No âmbito do concurso lançado pelo Fundo Ambiental que visava acelerar as pequenas centrais de biomassa em 19 autarquias, o Governo recebeu nove candidaturas, revela ao ECO/Capital Verde o Ministério do Ambiente e da Ação Climática (MAAC). Isto acontece depois de se ter feito uma alteração do regime especial e extraordinário que permite a instalação e exploração de novas centrais de biomassa nos territórios mais vulneráveis ao risco de incêndios rurais.

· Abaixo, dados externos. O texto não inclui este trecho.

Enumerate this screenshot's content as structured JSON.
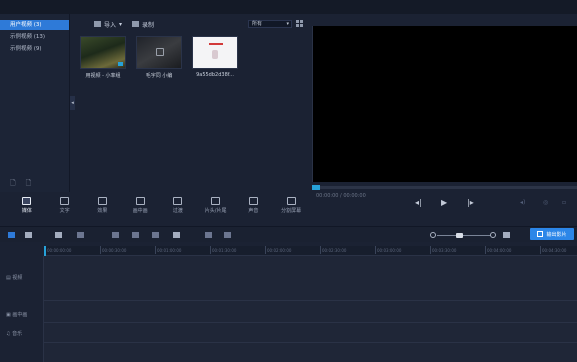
{
  "library": {
    "items": [
      {
        "label": "用户视频 (3)",
        "active": true
      },
      {
        "label": "示例视频 (13)",
        "active": false
      },
      {
        "label": "示例视频 (9)",
        "active": false
      }
    ],
    "bottom_icons": [
      "add-folder-icon",
      "delete-folder-icon"
    ]
  },
  "media_toolbar": {
    "import_label": "导入",
    "record_label": "录制",
    "sort_value": "所有"
  },
  "thumbnails": [
    {
      "caption": "用视频 - 小率组",
      "icon": "video-thumbnail"
    },
    {
      "caption": "毛宇同 小编",
      "icon": "video-thumbnail"
    },
    {
      "caption": "9a55db2d38f...",
      "icon": "image-thumbnail"
    }
  ],
  "preview": {
    "timecode": "00:00:00 / 00:00:00"
  },
  "function_tabs": [
    {
      "label": "媒体",
      "icon": "media-icon",
      "active": true
    },
    {
      "label": "文字",
      "icon": "text-icon",
      "active": false
    },
    {
      "label": "效果",
      "icon": "effects-icon",
      "active": false
    },
    {
      "label": "画中画",
      "icon": "pip-icon",
      "active": false
    },
    {
      "label": "过渡",
      "icon": "transition-icon",
      "active": false
    },
    {
      "label": "片头/片尾",
      "icon": "intro-outro-icon",
      "active": false
    },
    {
      "label": "声音",
      "icon": "audio-icon",
      "active": false
    },
    {
      "label": "分割屏幕",
      "icon": "split-screen-icon",
      "active": false
    }
  ],
  "timeline": {
    "export_label": "输出影片",
    "ruler_ticks": [
      "00:00:00:00",
      "00:00:30:00",
      "00:01:00:00",
      "00:01:30:00",
      "00:02:00:00",
      "00:02:30:00",
      "00:03:00:00",
      "00:03:30:00",
      "00:04:00:00",
      "00:04:30:00"
    ],
    "tracks": [
      {
        "label": "视频",
        "icon": "video-track-icon"
      },
      {
        "label": "画中画",
        "icon": "pip-track-icon"
      },
      {
        "label": "音乐",
        "icon": "music-track-icon"
      }
    ]
  },
  "colors": {
    "accent": "#2e7ad8",
    "playhead": "#27a2d9",
    "background": "#1b2233"
  }
}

Para o Centro de Biomassa para a Energia (CBE), o impacto esperado deste concurso “é naturalmente positivo” e poderá “fomentar o aproveitamento máximo” deste recurso, porém, alerta para o risco de um potencial “gap entre o que espera e o que se vai efetivamente conseguir alcançar”. De acordo com o instituto especializado, para o negócio da biomassa para a energia funcionar corretamente “tem que haver disponibilidade fiável e sustentável da biomassa em quantidades suficientes e com preços razoáveis”, algo que não se verifica nos dias de hoje.

A preocupação é partilhada pelo presidente da Associação dos Produtores de Energia e Biomassa (APEB) que é também é um dos proprietários de duas centrais, localizadas em Viseu e Fundão. Ao ECO/Capital Verde, Carlos Alegria aponta que atualmente a biomassa “é escassa” e o seu preço “está constantemente a subir”, alertando que quanto mais longe das centrais a matéria-prima estiver localizada “mais caro” este recurso fica dado os custos de transporte.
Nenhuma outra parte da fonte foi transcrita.